活用しよう!教育訓練給付金制度

教育訓練給付金制度とは、雇用の安定・再就職の促進を目的とする雇用保険の給付制度です。この制度では一定の要件を満たす人が厚生労働大臣の指定する講座を受講し修了した場合、かかった費用の一定割合に相応する額がハローワークから支給されます。
 指定講座の分野は幅広く、介護に関するものもあります。
今回は、介護の資格取得やキャリアアップにも活用できる教育訓練給付金制度についてご紹介します。

介護のニーズ

 わが国では総人口が減少する一方で高齢者が増加していることから、介護サービスの需要は益々高まっています。
「介護の仕事」と一口に言っても、内容は多種多様です。食事介助や移動・移乗介助、入浴介助などを行う「身体介護」や、調理や洗濯といった「生活援助」があります。「身体介護」だけでなく「生活援助」においても、単なるお世話ではなく、高齢者お一人お一人にあった援助をするには専門的知識とスキルが必要となります。そのため、介護について学び、資格を持った人材の求人ニーズは高いといえます。

教育訓練給付金ってどんな制度?

  現在、他の業界で仕事をしているけれど、介護の知識や技術を身につけて介護業界への転職を考えている方もいらっしゃるかと思います。また、介護の仕事に就いてやりがいを持って働いている方の中には「将来、責任のあるポストを目指したい」「もっと専門的な知識を習得したい」と思っている人も少なくないと思います。そういった方々が目標に向かっていざ「学ぼう!」と思った時、学費という現実的な問題が発生します。
 そんなとき検討をしたいのが、教育訓練給付金制度です。
 この制度には「一般教育訓練給付金」と「専門実践教育訓練給付金」の二種類があります。「専門実践教育訓練給付金」は、専門学校で学ぶような専門性が高く2年コースや3年コースといった長期間にわたる職業訓練を受ける場合が対象となります。今回はより活用しやすい「一般教育訓練給付金制度」についてもう少し詳しく説明していきます。
 この制度は、支給要件を満たす人が厚生労働大臣指定の講座を受講し修了すると、かかった費用のうち20%(最大10万円まで)が給付金として戻ってくるという制度です。たとえば、入学金と受講料あわせて10万円かかる講座を受講した場合、10万円の20%である2万円が給付されるため、実質の負担額は8万円になります。
なお、前述の「かかった費用」とは、入学金や最大1年分の受講料・テキスト代のことで、補助教材やパソコン代、交通費などは含まれません。

どんな人が利用できるの?

教育訓練給付金制度を初めて利用する場合は、支給要件期間が1年以上あることが条件となります。支給要件期間とは、受講開始日までの間に雇用保険の被保険者等(一般被保険者、高齢者被保険者または短期雇用特例被保険者)として雇用された期間のことです。現在の職場に勤めたばかりでもブランクが1年以内であり、前職で被保険者等だったことがある場合は、この被保険者等であった期間も通算されます。

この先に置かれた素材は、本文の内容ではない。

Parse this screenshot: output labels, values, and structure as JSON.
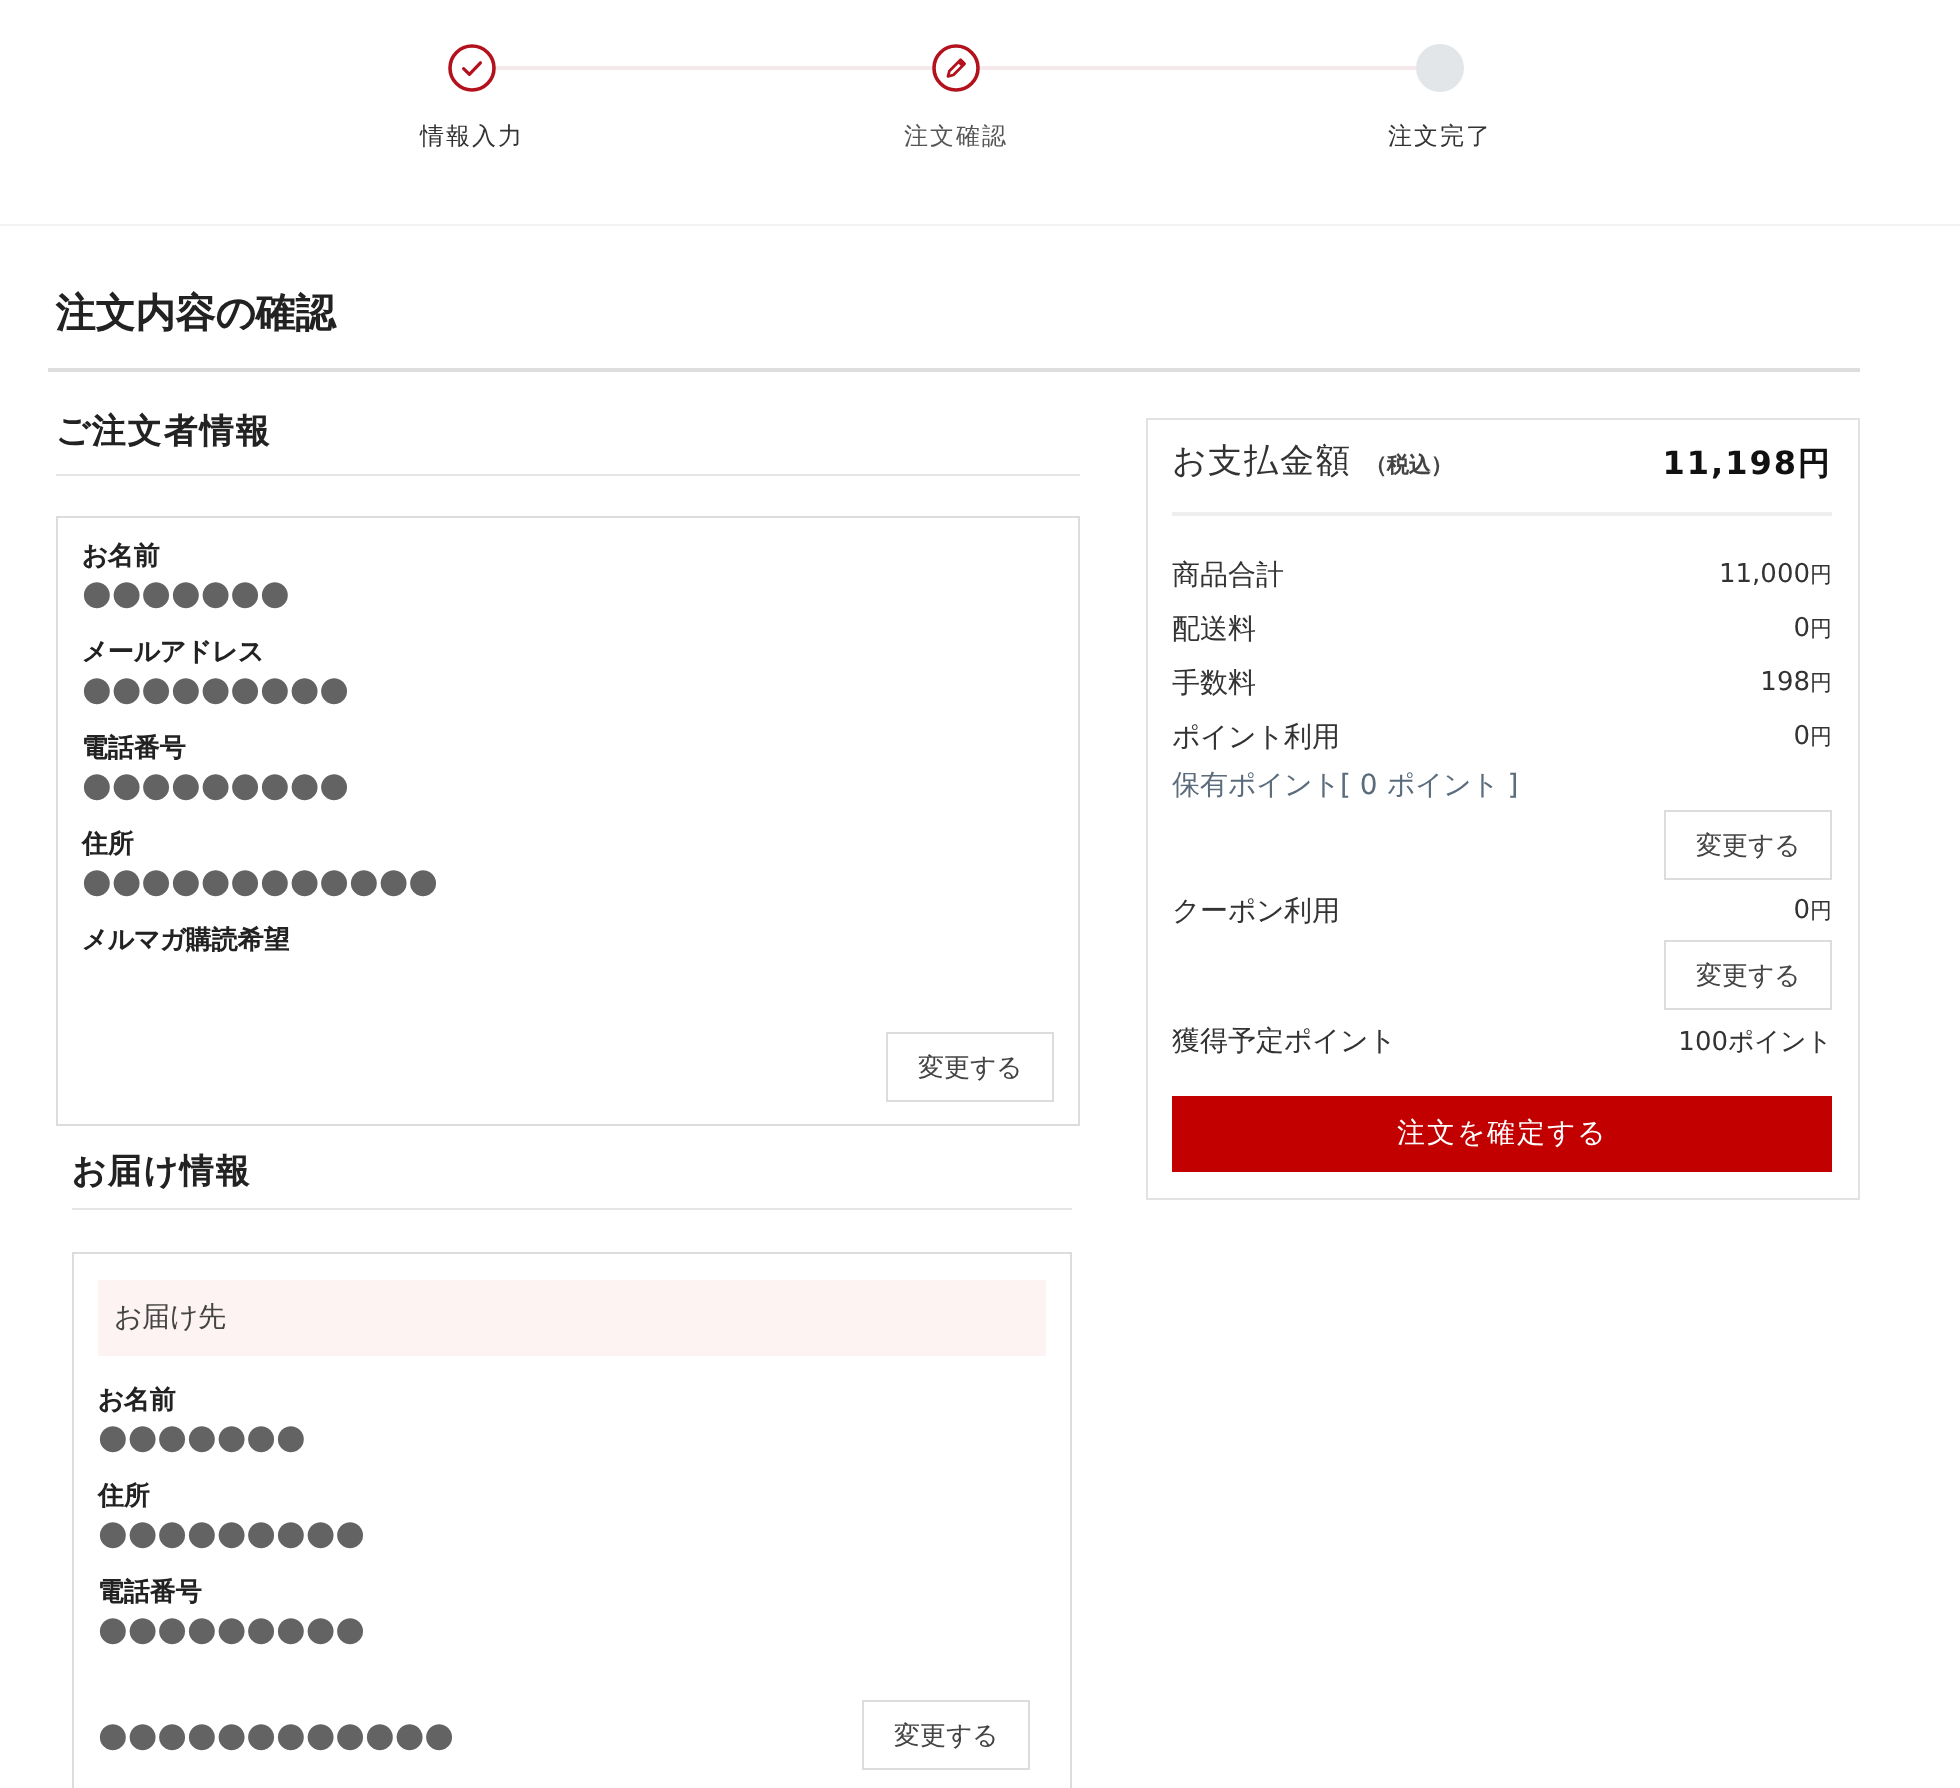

また、教育訓練給付金制度は失業保険の給付を受けていても受給が可能です。
さらに、一度教育訓練給付金を受給した場合でも、前回の受講開始日以降の支給要件期間が3年以上であれば、再び制度の利用が可能です。そのため、制度を活用して働きながら、将来に向けて更なるキャリアアップを目指すことができます。

自分が雇用保険の被保険者なのかわからない場合や、過去に給付金の支給を受けたのがいつだったかわからなくなってしまった場合などは、ご本人であることが確認できる運転免許証や住民票があれば、管轄のハローワークで確認することができます。

働く人を支援し、雇用の安定と再就職の促進を図ることを目的としている教育訓練給付金制度。キャリアアップしたい人も、転職のための資格取得を目指す人も是非、教育訓練給付金制度を活用してみませんか?